Can We Afford 40% of Our Citizens to Have Diabetes?

This two out of every five projection of diabetes for adults is gloomy and at the same time should alert us to other problems we are facing. Then add to this that the rates for black women and Hispanics will be at 50 percent. And these projections do not include children and adolescents. What are the other problems we are facing?

This is just a partial list, but a very serious situation.
#1. There will be longer waits for doctor appointments. This is because of a projected doctor shortage.
#2. A serious lack of diabetes education is about to take place. It is serious enough at present, but with the activities of one certified diabetes educator group and their activities in opposing anyone being able to assist in education, it will become worse. This group is declaring that only CDEs are capable (not) of giving this education and others are not capable is the height of being conceited. With both CDE organizations unwilling to use telemedicine or group education, education will become a short commodity.

I will give credit where credit is due and that is many doctors in rural areas are taking diabetes patients that are willing and giving them education about diabetes to work for them as peer mentors or peer-to-peer workers. I have even been pleasantly surprised by the response I have received from the two doctors in Kansas that I have volunteered for as a peer mentor. They are having many of their patients ask me questions via email because they are not getting many questions answered by the telemedicine operation in Kansas. Time seems to be a constraint.

#3. Endocrinologists are even more overwhelmed because doctors are pushing many diabetes patients to them. This long article in Medscape helps explain the problem.

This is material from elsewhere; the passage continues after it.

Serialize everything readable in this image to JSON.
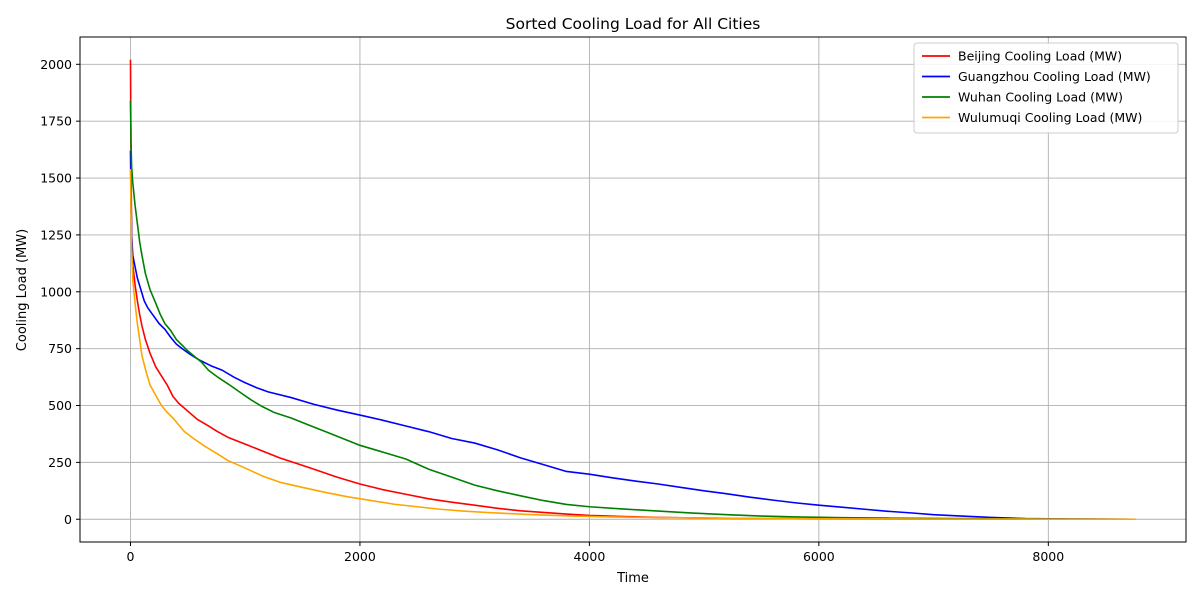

#4. No figures are being given for the numbers of new diabetes patients that have developed diabetes because of statins. At least we know that it may be near ten percent based on this study in Italy. See my blog from yesterday.

#5. No help is being provided by our government to encourage diet change. The USDA keeps promoting whole grains and other high carbohydrate foods instead of low carbohydrate, high fat nutrition. We also have the corn and wheat organizations influencing the registered dietitians to promote this as well.

Doctors, in their jaded wisdom, have coined the term "diabesity" to reflect the combined effects of the diabetes and obesity epidemics. They claim they go hand-in-hand, but give no reason for those obese patients without diabetes. And why should those people that are thin and diagnosed with type 2 diabetes need to put up with these prejudiced doctors. Plus these same doctors are not doing anything to educate patients or applying pressure to our government to change the nutrition of the population.

Not all the news from the study was bad -- the researchers found that people with type 2 diabetes are living longer than in the past. The CDC researchers estimated that the number of years lost to a diabetes patient diagnosed at age 40 decreased from nearly 8 years in the 1990s to about 6 years in the 2000s for men, and from almost 9 years to just under 7 years for women.

There is still a mountain of work that needs to be accomplished to help our population learn about proper nutrition – from the government level to the individual level.